Geldiğim ilk günden beri bu iklimin hem hayranı olduğum hem bana derin bir sıcaklık yaşatan başka bir özelliği daha vardı: Tarih ve vatan kokusu… Tanpınar bu duyguyu Beş Şehir’de şöyle ifade ediyor: “Şimdiye kadar gördüğüm şehirler içerisinde Bursa kadar muayyen bir devrin malı olan bir başkasını hatırlamıyorum.”

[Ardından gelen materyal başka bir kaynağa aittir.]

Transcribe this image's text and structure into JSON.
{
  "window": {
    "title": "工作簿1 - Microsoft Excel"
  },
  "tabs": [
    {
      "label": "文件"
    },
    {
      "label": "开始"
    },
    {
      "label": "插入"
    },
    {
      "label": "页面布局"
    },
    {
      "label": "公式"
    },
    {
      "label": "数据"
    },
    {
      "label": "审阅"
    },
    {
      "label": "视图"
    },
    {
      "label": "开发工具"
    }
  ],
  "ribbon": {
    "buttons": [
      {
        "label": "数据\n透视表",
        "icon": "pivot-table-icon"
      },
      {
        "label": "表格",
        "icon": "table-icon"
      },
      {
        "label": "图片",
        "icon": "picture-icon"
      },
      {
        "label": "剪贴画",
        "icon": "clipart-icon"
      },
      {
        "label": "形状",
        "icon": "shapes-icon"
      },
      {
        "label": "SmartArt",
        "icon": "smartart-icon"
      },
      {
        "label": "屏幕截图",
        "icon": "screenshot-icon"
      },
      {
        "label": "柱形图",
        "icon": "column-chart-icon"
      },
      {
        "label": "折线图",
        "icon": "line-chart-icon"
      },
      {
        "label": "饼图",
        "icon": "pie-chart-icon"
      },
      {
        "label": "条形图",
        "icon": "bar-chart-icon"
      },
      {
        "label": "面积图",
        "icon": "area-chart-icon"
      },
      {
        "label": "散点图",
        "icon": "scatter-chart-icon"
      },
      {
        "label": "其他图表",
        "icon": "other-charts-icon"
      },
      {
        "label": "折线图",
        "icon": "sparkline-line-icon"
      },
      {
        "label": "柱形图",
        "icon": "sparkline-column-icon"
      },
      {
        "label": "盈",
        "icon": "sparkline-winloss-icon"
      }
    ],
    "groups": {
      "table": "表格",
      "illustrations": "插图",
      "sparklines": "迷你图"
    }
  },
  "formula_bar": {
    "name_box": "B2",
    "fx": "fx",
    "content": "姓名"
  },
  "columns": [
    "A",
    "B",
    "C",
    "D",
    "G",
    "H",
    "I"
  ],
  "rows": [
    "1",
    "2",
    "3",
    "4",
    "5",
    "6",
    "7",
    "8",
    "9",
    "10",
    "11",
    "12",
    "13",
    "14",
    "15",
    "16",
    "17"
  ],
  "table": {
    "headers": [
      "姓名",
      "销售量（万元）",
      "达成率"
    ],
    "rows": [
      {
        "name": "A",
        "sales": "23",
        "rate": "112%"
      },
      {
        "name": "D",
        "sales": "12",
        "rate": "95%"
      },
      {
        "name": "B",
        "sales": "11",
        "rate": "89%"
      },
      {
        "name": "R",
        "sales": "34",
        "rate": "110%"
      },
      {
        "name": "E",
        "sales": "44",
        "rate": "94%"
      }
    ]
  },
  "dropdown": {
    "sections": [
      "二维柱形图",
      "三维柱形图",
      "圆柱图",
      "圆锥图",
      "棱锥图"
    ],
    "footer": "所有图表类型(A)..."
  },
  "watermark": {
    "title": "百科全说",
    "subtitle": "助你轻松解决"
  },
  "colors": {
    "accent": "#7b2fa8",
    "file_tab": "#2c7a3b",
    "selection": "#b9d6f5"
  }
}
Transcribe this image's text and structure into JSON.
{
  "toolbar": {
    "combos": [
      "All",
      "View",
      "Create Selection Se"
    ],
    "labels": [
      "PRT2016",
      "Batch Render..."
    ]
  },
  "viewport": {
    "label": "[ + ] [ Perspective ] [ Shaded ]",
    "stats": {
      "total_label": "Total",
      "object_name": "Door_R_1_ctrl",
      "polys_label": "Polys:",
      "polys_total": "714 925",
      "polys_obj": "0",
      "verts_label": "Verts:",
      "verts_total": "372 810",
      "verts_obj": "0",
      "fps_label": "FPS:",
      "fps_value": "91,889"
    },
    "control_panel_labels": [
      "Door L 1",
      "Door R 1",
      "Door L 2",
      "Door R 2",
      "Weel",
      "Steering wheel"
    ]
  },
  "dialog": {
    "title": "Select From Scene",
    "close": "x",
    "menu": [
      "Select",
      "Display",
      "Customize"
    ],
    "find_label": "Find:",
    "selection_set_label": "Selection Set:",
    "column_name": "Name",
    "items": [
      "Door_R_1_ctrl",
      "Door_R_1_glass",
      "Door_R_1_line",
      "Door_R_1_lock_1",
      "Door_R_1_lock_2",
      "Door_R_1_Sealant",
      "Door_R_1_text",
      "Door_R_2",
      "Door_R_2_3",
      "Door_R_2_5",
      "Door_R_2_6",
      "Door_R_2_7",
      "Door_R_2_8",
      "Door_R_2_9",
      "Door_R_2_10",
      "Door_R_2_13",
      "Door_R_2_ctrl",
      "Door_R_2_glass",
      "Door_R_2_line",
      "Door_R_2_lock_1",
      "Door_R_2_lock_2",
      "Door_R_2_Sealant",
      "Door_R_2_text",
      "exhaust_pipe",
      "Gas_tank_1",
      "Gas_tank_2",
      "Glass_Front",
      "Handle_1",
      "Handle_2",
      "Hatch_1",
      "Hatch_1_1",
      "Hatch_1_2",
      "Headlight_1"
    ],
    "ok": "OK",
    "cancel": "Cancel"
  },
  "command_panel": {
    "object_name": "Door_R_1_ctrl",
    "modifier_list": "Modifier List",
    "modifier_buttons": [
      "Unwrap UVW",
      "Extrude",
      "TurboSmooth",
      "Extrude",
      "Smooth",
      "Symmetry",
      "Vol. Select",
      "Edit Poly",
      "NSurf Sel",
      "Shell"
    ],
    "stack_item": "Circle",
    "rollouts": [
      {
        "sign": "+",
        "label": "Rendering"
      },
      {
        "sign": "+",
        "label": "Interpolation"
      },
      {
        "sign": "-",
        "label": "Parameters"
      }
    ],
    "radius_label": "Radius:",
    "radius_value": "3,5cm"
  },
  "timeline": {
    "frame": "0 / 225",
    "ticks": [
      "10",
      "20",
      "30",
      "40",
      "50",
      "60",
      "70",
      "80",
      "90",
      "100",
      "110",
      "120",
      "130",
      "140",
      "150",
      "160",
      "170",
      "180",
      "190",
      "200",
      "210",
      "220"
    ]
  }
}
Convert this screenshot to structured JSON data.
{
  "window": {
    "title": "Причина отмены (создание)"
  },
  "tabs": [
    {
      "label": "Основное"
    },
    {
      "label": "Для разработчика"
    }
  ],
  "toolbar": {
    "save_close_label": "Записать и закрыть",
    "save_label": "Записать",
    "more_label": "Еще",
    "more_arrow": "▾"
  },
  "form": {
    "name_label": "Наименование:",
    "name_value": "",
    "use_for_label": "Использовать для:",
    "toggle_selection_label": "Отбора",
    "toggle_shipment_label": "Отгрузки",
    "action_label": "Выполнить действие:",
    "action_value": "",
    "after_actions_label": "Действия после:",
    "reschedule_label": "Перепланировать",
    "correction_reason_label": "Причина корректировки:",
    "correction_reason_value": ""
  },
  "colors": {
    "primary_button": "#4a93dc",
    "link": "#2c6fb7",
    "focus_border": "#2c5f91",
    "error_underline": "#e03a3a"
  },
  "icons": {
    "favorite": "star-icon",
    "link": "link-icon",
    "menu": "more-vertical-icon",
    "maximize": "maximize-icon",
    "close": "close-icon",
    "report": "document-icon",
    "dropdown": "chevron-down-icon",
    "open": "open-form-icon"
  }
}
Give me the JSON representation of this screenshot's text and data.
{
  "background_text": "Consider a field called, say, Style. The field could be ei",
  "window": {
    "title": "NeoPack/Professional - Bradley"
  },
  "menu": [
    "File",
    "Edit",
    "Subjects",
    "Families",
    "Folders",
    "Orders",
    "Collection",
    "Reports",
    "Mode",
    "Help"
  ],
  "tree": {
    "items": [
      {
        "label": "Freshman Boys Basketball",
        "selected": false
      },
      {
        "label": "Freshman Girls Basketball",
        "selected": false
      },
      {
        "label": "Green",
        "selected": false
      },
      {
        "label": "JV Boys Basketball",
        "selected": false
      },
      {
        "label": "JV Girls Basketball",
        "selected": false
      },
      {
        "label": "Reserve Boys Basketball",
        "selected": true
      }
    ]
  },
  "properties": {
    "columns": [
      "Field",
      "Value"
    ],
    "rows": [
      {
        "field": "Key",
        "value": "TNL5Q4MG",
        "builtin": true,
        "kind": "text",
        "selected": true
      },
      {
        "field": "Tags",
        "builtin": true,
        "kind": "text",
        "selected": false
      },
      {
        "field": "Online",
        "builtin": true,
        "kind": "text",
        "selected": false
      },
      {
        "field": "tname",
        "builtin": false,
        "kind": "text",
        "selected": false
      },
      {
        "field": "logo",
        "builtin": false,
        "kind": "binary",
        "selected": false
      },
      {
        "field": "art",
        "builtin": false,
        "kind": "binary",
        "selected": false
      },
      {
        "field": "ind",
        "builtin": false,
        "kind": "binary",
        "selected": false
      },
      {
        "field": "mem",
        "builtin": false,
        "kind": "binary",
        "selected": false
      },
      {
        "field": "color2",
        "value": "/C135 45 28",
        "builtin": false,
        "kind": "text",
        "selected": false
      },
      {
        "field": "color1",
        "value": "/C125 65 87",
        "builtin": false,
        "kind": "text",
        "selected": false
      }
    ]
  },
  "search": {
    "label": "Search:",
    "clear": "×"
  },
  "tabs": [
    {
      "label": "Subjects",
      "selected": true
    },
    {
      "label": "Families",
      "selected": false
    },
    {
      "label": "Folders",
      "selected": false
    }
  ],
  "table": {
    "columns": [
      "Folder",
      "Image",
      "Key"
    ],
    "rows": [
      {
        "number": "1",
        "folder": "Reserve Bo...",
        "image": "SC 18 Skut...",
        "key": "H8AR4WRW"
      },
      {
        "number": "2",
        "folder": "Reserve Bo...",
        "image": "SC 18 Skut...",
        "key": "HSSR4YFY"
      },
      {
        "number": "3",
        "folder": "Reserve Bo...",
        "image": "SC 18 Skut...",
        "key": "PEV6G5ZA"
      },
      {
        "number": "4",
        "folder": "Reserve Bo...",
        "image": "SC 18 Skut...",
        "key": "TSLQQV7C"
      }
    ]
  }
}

Yenişehir’de tanıdığım tatlı insanlardan biri Yusuf ağabeydi. Yusuf Ağabey Yenişehir eşrafından hali vakti yerinde bir ailenin büyük oğluydu. Yüzünde daimî bir tebessüm, bakışlarında bir sıcaklık vardı. Kısa zamanda dostluğumuz ilerledi. Dükkânı sürekli uğrak yerim, kendisi sohbet refîkim oldu. Evi dükkânının üst katındaydı. Gönlü de hanesi de açık bir insandı. Bir ramazan akşamı haber vermeden evinin kapısını çaldım. Sofrada yengeyle başbaşa iftar vaktini bekliyorlarmış. “Ağabey, bugün iftar sofranıza konuğum.” dedim. Bu teklifsiz halim çok hoşlarına gitti. Yıllar sonra bile beni gördüğü zaman o iftar sofrasını anar, “O ramazan akşamı var ya! Onu yengenle hala anıyoruz. Ne güzel bir akşamdı!” derdi.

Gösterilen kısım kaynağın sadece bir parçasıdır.